What has (this work) taught you about human nature, about human beings?

“Man hasn’t changed through time," Harn says. "We are mirror images of all of the people who have come before. We have the same fears, same hopes same needs and same prejudices. It’s mirrored here clear back to the beginning of time.”

Even when the museum closes its doors to the public, its artifacts and exhibits locked inside, Harn says his archeological research will go on.

"I have moved my library, I’ve duplicated my personal scientific records I’ve made on my own time,  I’ve transferred all of those to my home over at my farm. And the day this place closes, my research will continue.”

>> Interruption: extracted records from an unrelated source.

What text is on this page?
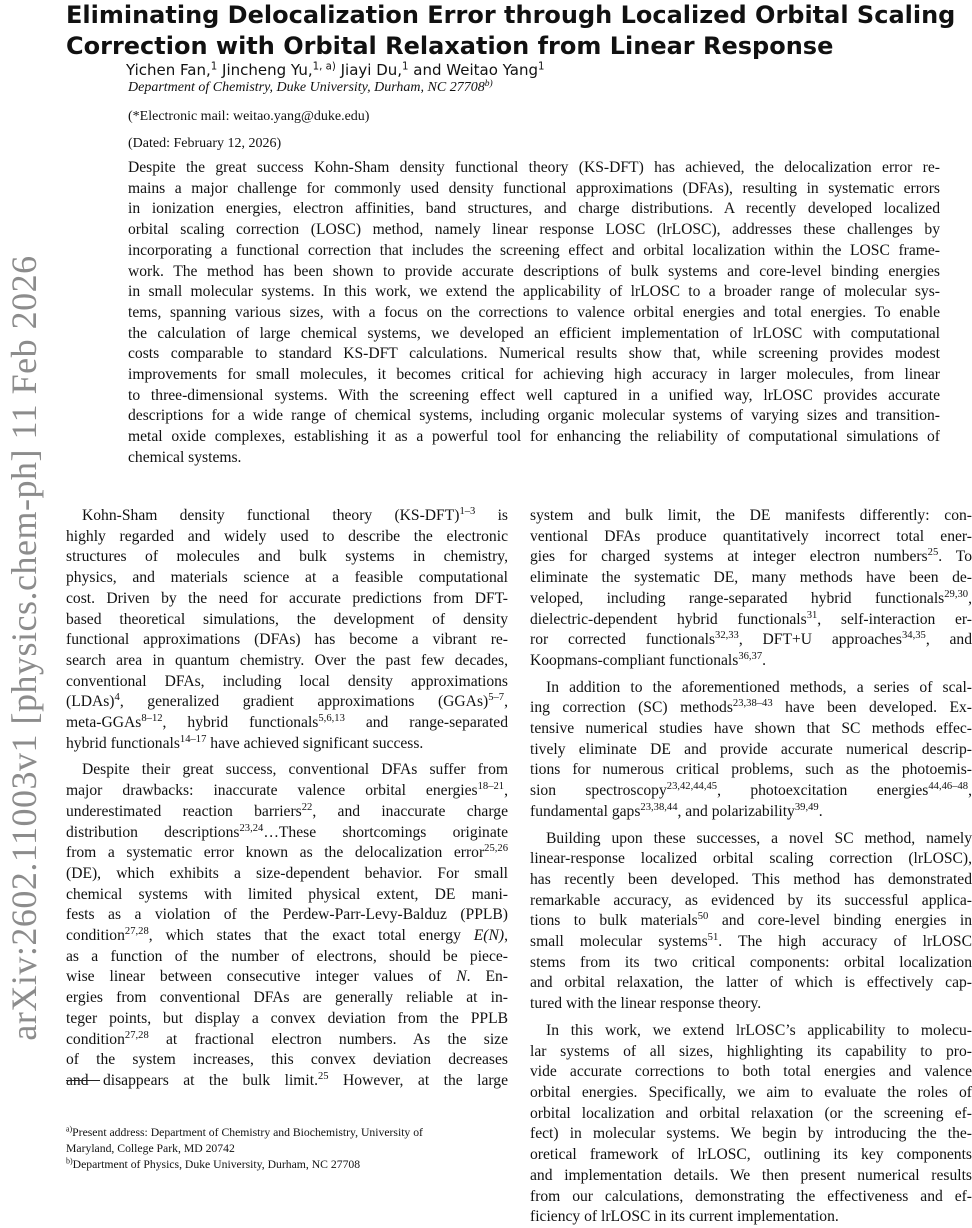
arXiv:2602.11003v1 [physics.chem-ph] 11 Feb 2026
Eliminating Delocalization Error through Localized Orbital Scaling
Correction with Orbital Relaxation from Linear Response
Yichen Fan,$^1$ Jincheng Yu,$^{1, a)}$ Jiayi Du,$^1$ and Weitao Yang$^1$
Department of Chemistry, Duke University, Durham, NC 27708$^{b)}$
(*Electronic mail: weitao.yang@duke.edu)
(Dated: February 12, 2026)
Despite the great success Kohn-Sham density functional theory (KS-DFT) has achieved, the delocalization error re-
mains a major challenge for commonly used density functional approximations (DFAs), resulting in systematic errors
in ionization energies, electron affinities, band structures, and charge distributions. A recently developed localized
orbital scaling correction (LOSC) method, namely linear response LOSC (lrLOSC), addresses these challenges by
incorporating a functional correction that includes the screening effect and orbital localization within the LOSC frame-
work. The method has been shown to provide accurate descriptions of bulk systems and core-level binding energies
in small molecular systems. In this work, we extend the applicability of lrLOSC to a broader range of molecular sys-
tems, spanning various sizes, with a focus on the corrections to valence orbital energies and total energies. To enable
the calculation of large chemical systems, we developed an efficient implementation of lrLOSC with computational
costs comparable to standard KS-DFT calculations. Numerical results show that, while screening provides modest
improvements for small molecules, it becomes critical for achieving high accuracy in larger molecules, from linear
to three-dimensional systems. With the screening effect well captured in a unified way, lrLOSC provides accurate
descriptions for a wide range of chemical systems, including organic molecular systems of varying sizes and transition-
metal oxide complexes, establishing it as a powerful tool for enhancing the reliability of computational simulations of
chemical systems.
Kohn-Sham density functional theory $(KS-DFT)^{1-3}$ is
highly regarded and widely used to describe the electronic
structures of molecules and bulk systems in chemistry,
physics, and materials science at a feasible computational
cost. Driven by the need for accurate predictions from DFT-
based theoretical simulations, the development of density
functional approximations (DFAs) has become a vibrant re-
search area in quantum chemistry. Over the past few decades,
conventional DFAs, including local density approximations
(LDAs)$^4$, generalized gradient approximations (GGAs)$^{5-7}$,
meta-GGAs$^{8-12}$, hybrid functionals$^{5,6,13}$ and range-separated
hybrid functionals$^{14-17}$ have achieved significant success.
Despite their great success, conventional DFAs suffer from
major drawbacks: inaccurate valence orbital energies$^{18-21}$,
underestimated reaction barriers$^{22}$, and inaccurate charge
distribution descriptions$^{23,24}$…These shortcomings originate
from a systematic error known as the delocalization error$^{25,26}$
(DE), which exhibits a size-dependent behavior. For small
chemical systems with limited physical extent, DE mani-
fests as a violation of the Perdew-Parr-Levy-Balduz (PPLB)
condition$^{27,28}$, which states that the exact total energy E(N),
as a function of the number of electrons, should be piece-
wise linear between consecutive integer values of N. En-
ergies from conventional DFAs are generally reliable at in-
teger points, but display a convex deviation from the PPLB
condition$^{27,28}$ at fractional electron numbers. As the size
of the system increases, this convex deviation decreases
and disappears at the bulk limit.$^{25}$ However, at the large
system and bulk limit, the DE manifests differently: con-
ventional DFAs produce quantitatively incorrect total ener-
gies for charged systems at integer electron numbers$^{25}$. To
eliminate the systematic DE, many methods have been de-
veloped, including range-separated hybrid functionals$^{29,30}$,
dielectric-dependent hybrid functionals$^{31}$, self-interaction er-
ror corrected functionals$^{32,33}$, DFT+U approaches$^{34,35}$, and
Koopmans-compliant functionals$^{36,37}$.
In addition to the aforementioned methods, a series of scal-
ing correction (SC) methods$^{23,38-43}$ have been developed. Ex-
tensive numerical studies have shown that SC methods effec-
tively eliminate DE and provide accurate numerical descrip-
tions for numerous critical problems, such as the photoemis-
sion spectroscopy$^{23,42,44,45}$, photoexcitation energies$^{44,46-48}$,
fundamental gaps$^{23,38,44}$, and polarizability$^{39,49}$.
Building upon these successes, a novel SC method, namely
linear-response localized orbital scaling correction (lrLOSC),
has recently been developed. This method has demonstrated
remarkable accuracy, as evidenced by its successful applica-
tions to bulk materials$^{50}$ and core-level binding energies in
small molecular systems$^{51}$. The high accuracy of lrLOSC
stems from its two critical components: orbital localization
and orbital relaxation, the latter of which is effectively cap-
tured with the linear response theory.
In this work, we extend lrLOSC’s applicability to molecu-
lar systems of all sizes, highlighting its capability to pro-
vide accurate corrections to both total energies and valence
orbital energies. Specifically, we aim to evaluate the roles of
orbital localization and orbital relaxation (or the screening ef-
fect) in molecular systems. We begin by introducing the the-
oretical framework of lrLOSC, outlining its key components
and implementation details. We then present numerical results
from our calculations, demonstrating the effectiveness and ef-
ficiency of lrLOSC in its current implementation.
$^{a)}$Present address: Department of Chemistry and Biochemistry, University of
Maryland, College Park, MD 20742
$^{b)}$Department of Physics, Duke University, Durham, NC 27708
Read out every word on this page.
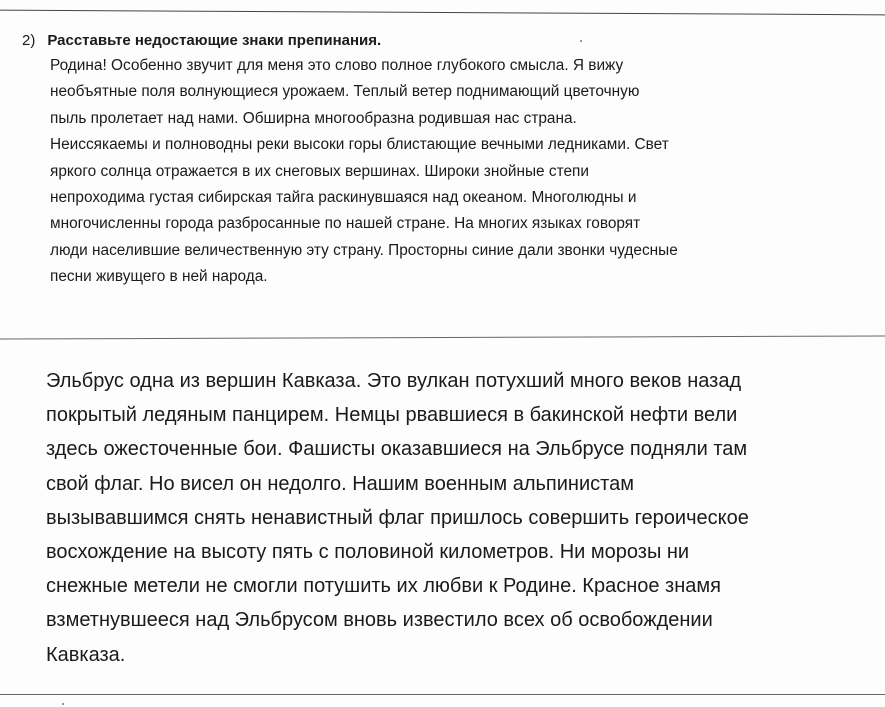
2) Расставьте недостающие знаки препинания.
Родина! Особенно звучит для меня это слово полное глубокого смысла. Я вижу
необъятные поля волнующиеся урожаем. Теплый ветер поднимающий цветочную
пыль пролетает над нами. Обширна многообразна родившая нас страна.
Неиссякаемы и полноводны реки высоки горы блистающие вечными ледниками. Свет
яркого солнца отражается в их снеговых вершинах. Широки знойные степи
непроходима густая сибирская тайга раскинувшаяся над океаном. Многолюдны и
многочисленны города разбросанные по нашей стране. На многих языках говорят
люди населившие величественную эту страну. Просторны синие дали звонки чудесные
песни живущего в ней народа.
Эльбрус одна из вершин Кавказа. Это вулкан потухший много веков назад
покрытый ледяным панцирем. Немцы рвавшиеся в бакинской нефти вели
здесь ожесточенные бои. Фашисты оказавшиеся на Эльбрусе подняли там
свой флаг. Но висел он недолго. Нашим военным альпинистам
вызывавшимся снять ненавистный флаг пришлось совершить героическое
восхождение на высоту пять с половиной километров. Ни морозы ни
снежные метели не смогли потушить их любви к Родине. Красное знамя
взметнувшееся над Эльбрусом вновь известило всех об освобождении
Кавказа.
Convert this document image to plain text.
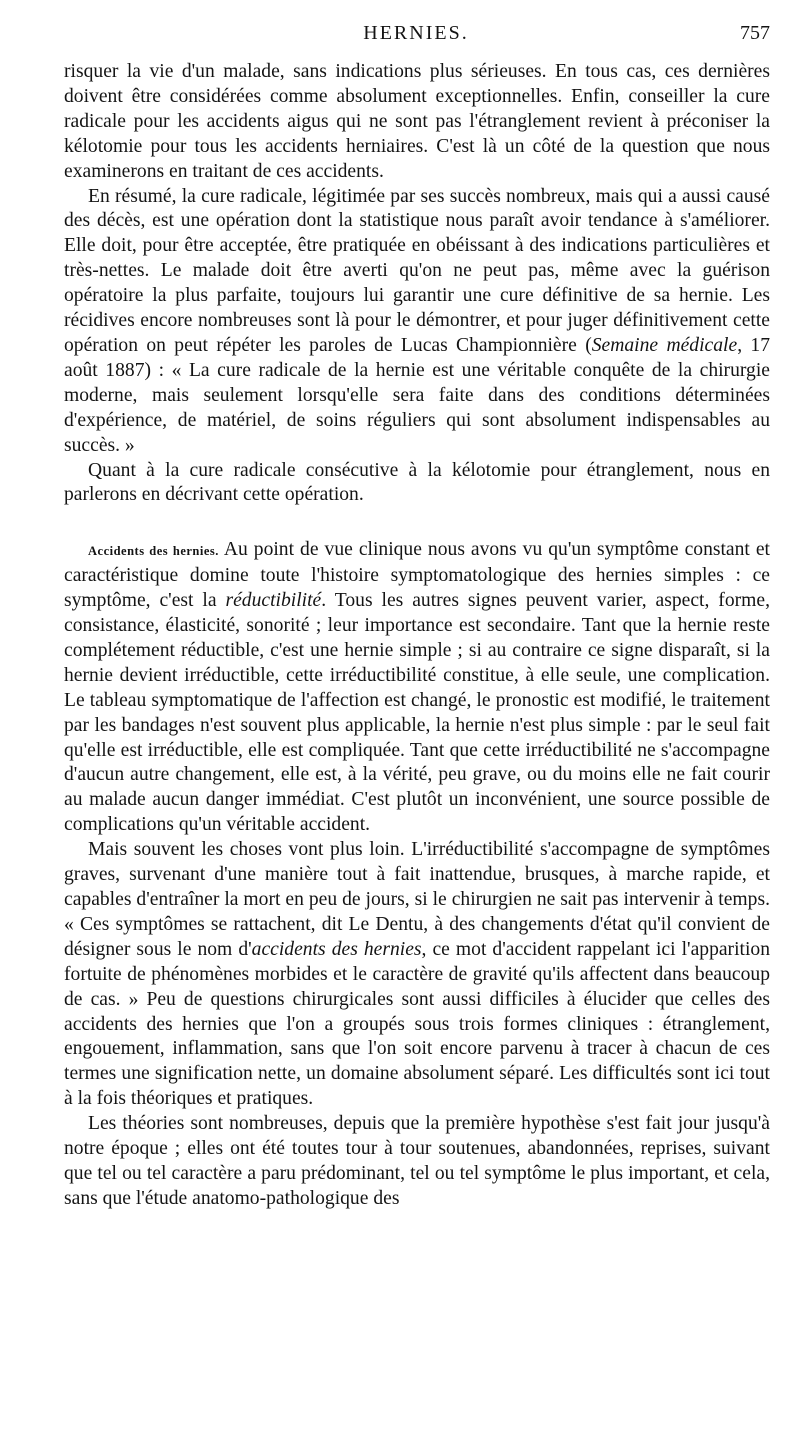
HERNIES.	757

risquer la vie d'un malade, sans indications plus sérieuses. En tous cas, ces dernières doivent être considérées comme absolument exceptionnelles. Enfin, conseiller la cure radicale pour les accidents aigus qui ne sont pas l'étranglement revient à préconiser la kélotomie pour tous les accidents herniaires. C'est là un côté de la question que nous examinerons en traitant de ces accidents.

En résumé, la cure radicale, légitimée par ses succès nombreux, mais qui a aussi causé des décès, est une opération dont la statistique nous paraît avoir tendance à s'améliorer. Elle doit, pour être acceptée, être pratiquée en obéissant à des indications particulières et très-nettes. Le malade doit être averti qu'on ne peut pas, même avec la guérison opératoire la plus parfaite, toujours lui garantir une cure définitive de sa hernie. Les récidives encore nombreuses sont là pour le démontrer, et pour juger définitivement cette opération on peut répéter les paroles de Lucas Championnière (Semaine médicale, 17 août 1887) : « La cure radicale de la hernie est une véritable conquête de la chirurgie moderne, mais seulement lorsqu'elle sera faite dans des conditions déterminées d'expérience, de matériel, de soins réguliers qui sont absolument indispensables au succès. »

Quant à la cure radicale consécutive à la kélotomie pour étranglement, nous en parlerons en décrivant cette opération.

Accidents des hernies. Au point de vue clinique nous avons vu qu'un symptôme constant et caractéristique domine toute l'histoire symptomatologique des hernies simples : ce symptôme, c'est la réductibilité. Tous les autres signes peuvent varier, aspect, forme, consistance, élasticité, sonorité ; leur importance est secondaire. Tant que la hernie reste complétement réductible, c'est une hernie simple ; si au contraire ce signe disparaît, si la hernie devient irréductible, cette irréductibilité constitue, à elle seule, une complication. Le tableau symptomatique de l'affection est changé, le pronostic est modifié, le traitement par les bandages n'est souvent plus applicable, la hernie n'est plus simple : par le seul fait qu'elle est irréductible, elle est compliquée. Tant que cette irréductibilité ne s'accompagne d'aucun autre changement, elle est, à la vérité, peu grave, ou du moins elle ne fait courir au malade aucun danger immédiat. C'est plutôt un inconvénient, une source possible de complications qu'un véritable accident.

Mais souvent les choses vont plus loin. L'irréductibilité s'accompagne de symptômes graves, survenant d'une manière tout à fait inattendue, brusques, à marche rapide, et capables d'entraîner la mort en peu de jours, si le chirurgien ne sait pas intervenir à temps. « Ces symptômes se rattachent, dit Le Dentu, à des changements d'état qu'il convient de désigner sous le nom d'accidents des hernies, ce mot d'accident rappelant ici l'apparition fortuite de phénomènes morbides et le caractère de gravité qu'ils affectent dans beaucoup de cas. » Peu de questions chirurgicales sont aussi difficiles à élucider que celles des accidents des hernies que l'on a groupés sous trois formes cliniques : étranglement, engouement, inflammation, sans que l'on soit encore parvenu à tracer à chacun de ces termes une signification nette, un domaine absolument séparé. Les difficultés sont ici tout à la fois théoriques et pratiques.

Les théories sont nombreuses, depuis que la première hypothèse s'est fait jour jusqu'à notre époque ; elles ont été toutes tour à tour soutenues, abandonnées, reprises, suivant que tel ou tel caractère a paru prédominant, tel ou tel symptôme le plus important, et cela, sans que l'étude anatomo-pathologique des
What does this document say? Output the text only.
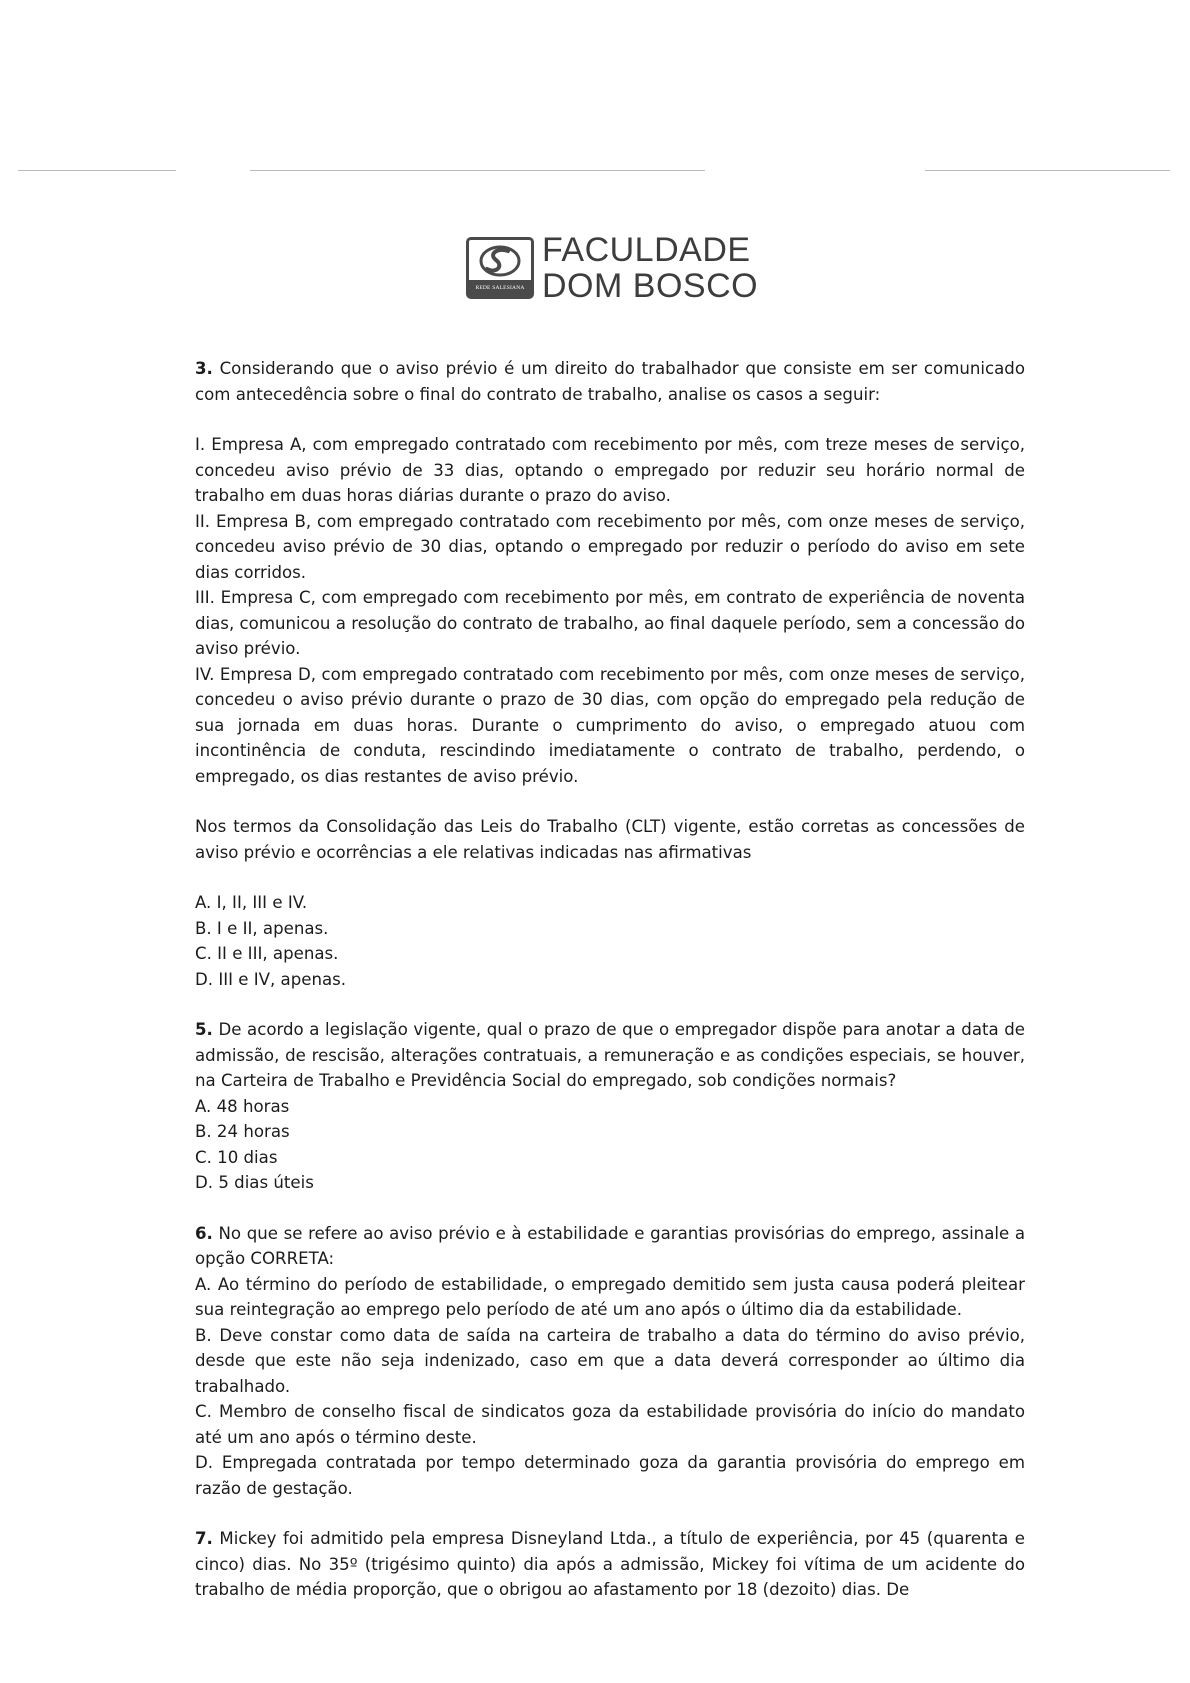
REDE SALESIANA
FACULDADE
DOM BOSCO

3. Considerando que o aviso prévio é um direito do trabalhador que consiste em ser comunicado com antecedência sobre o final do contrato de trabalho, analise os casos a seguir:

I. Empresa A, com empregado contratado com recebimento por mês, com treze meses de serviço, concedeu aviso prévio de 33 dias, optando o empregado por reduzir seu horário normal de trabalho em duas horas diárias durante o prazo do aviso.

II. Empresa B, com empregado contratado com recebimento por mês, com onze meses de serviço, concedeu aviso prévio de 30 dias, optando o empregado por reduzir o período do aviso em sete dias corridos.

III. Empresa C, com empregado com recebimento por mês, em contrato de experiência de noventa dias, comunicou a resolução do contrato de trabalho, ao final daquele período, sem a concessão do aviso prévio.

IV. Empresa D, com empregado contratado com recebimento por mês, com onze meses de serviço, concedeu o aviso prévio durante o prazo de 30 dias, com opção do empregado pela redução de sua jornada em duas horas. Durante o cumprimento do aviso, o empregado atuou com incontinência de conduta, rescindindo imediatamente o contrato de trabalho, perdendo, o empregado, os dias restantes de aviso prévio.

Nos termos da Consolidação das Leis do Trabalho (CLT) vigente, estão corretas as concessões de aviso prévio e ocorrências a ele relativas indicadas nas afirmativas

A. I, II, III e IV.

B. I e II, apenas.

C. II e III, apenas.

D. III e IV, apenas.

5. De acordo a legislação vigente, qual o prazo de que o empregador dispõe para anotar a data de admissão, de rescisão, alterações contratuais, a remuneração e as condições especiais, se houver, na Carteira de Trabalho e Previdência Social do empregado, sob condições normais?

A. 48 horas

B. 24 horas

C. 10 dias

D. 5 dias úteis

6. No que se refere ao aviso prévio e à estabilidade e garantias provisórias do emprego, assinale a opção CORRETA:

A. Ao término do período de estabilidade, o empregado demitido sem justa causa poderá pleitear sua reintegração ao emprego pelo período de até um ano após o último dia da estabilidade.

B. Deve constar como data de saída na carteira de trabalho a data do término do aviso prévio, desde que este não seja indenizado, caso em que a data deverá corresponder ao último dia trabalhado.

C. Membro de conselho fiscal de sindicatos goza da estabilidade provisória do início do mandato até um ano após o término deste.

D. Empregada contratada por tempo determinado goza da garantia provisória do emprego em razão de gestação.

7. Mickey foi admitido pela empresa Disneyland Ltda., a título de experiência, por 45 (quarenta e cinco) dias. No 35º (trigésimo quinto) dia após a admissão, Mickey foi vítima de um acidente do trabalho de média proporção, que o obrigou ao afastamento por 18 (dezoito) dias. De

Harn plans to continue his research on what is known as the Larson Site. It was an Indian settlement of about a thousand inhabitants dating from the mid- 1200s located on a bluff a mile west of the Dickson mounds. The houses all burned, but now buried partially beneath a modern-day cemetery, a treasure trove of artifacts and history wait to be examined. 

Harn: “The great thing about that site is when the village burned, no one was able to get back in and save anything, so all the artifacts are lying on the house floors in the positions in which they were being used in life. It essentially fossilized a segment of the community where you can view it at one time in its history when that day stopped and time stood still, much like in Pompei.”

It will be a return in time of sorts for Harn as well, who first worked on the Larson Site in 1964. He says an archeologist’s work is never really done. That's because the work, according to Harn, is not a job. It's a passion."